La mémoire de Babel (La Passe-Miroir 3) de Christelle Dabos

La mémoire de Babel est le troisième tome de La Passe-Miroir et marque un basculement de la saga vers une enquête plus politique et métaphysique : après « deux ans et sept mois » d’exil sur Anima, Ophélie décide d’agir et part sous une fausse identité pour Babel, arche cosmopolite décrite comme un joyau de modernité, afin de retrouver la trace de Thorn et de comprendre ce que révèlent le Livre de Farouk et les bribes d’informations livrées par « Dieu ».
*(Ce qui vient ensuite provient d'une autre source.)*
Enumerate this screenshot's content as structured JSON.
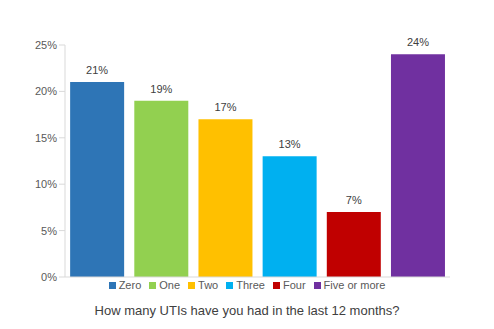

À Babel, où la mémoire et l’information sont des enjeux centraux, l’intrigue l’oblige à se frotter à des institutions opaques : pour accéder aux indices qu’elle cherche, Ophélie s’insère dans un système d’élite (la « Bonne Famille ») et affronte un monde de codes sociaux, de sélection, de mise à l’épreuve et de surveillance tandis qu’une mort suspecte liée au Mémorial et à la gestion des livres fait planer l’idée d’une mémoire contrôlée et d’un savoir trié.

L’intérêt du roman, au-delà du suspense, tient à ce que Babel fonctionne comme une métaphore de nos sociétés de l’archive : conserver n’est jamais neutre et l’on comprend peu à peu que la « mémoire » peut aussi effacer, censurer, orienter, fabriquer une vérité officielle. Dans ce décor vertical et fascinant, Dabos accentue l’évolution d’Ophélie : plus seule et plus lucide, elle doit apprendre à se définir autrement que par ses appartenances, à lire les objets mais aussi les systèmes et à risquer l’inconfort pour approcher un secret « clef du passé » autant que d’un futur incertain, ce qui donne à ce tome une tonalité d’émancipation, où l’identité se conquiert contre les récits imposés.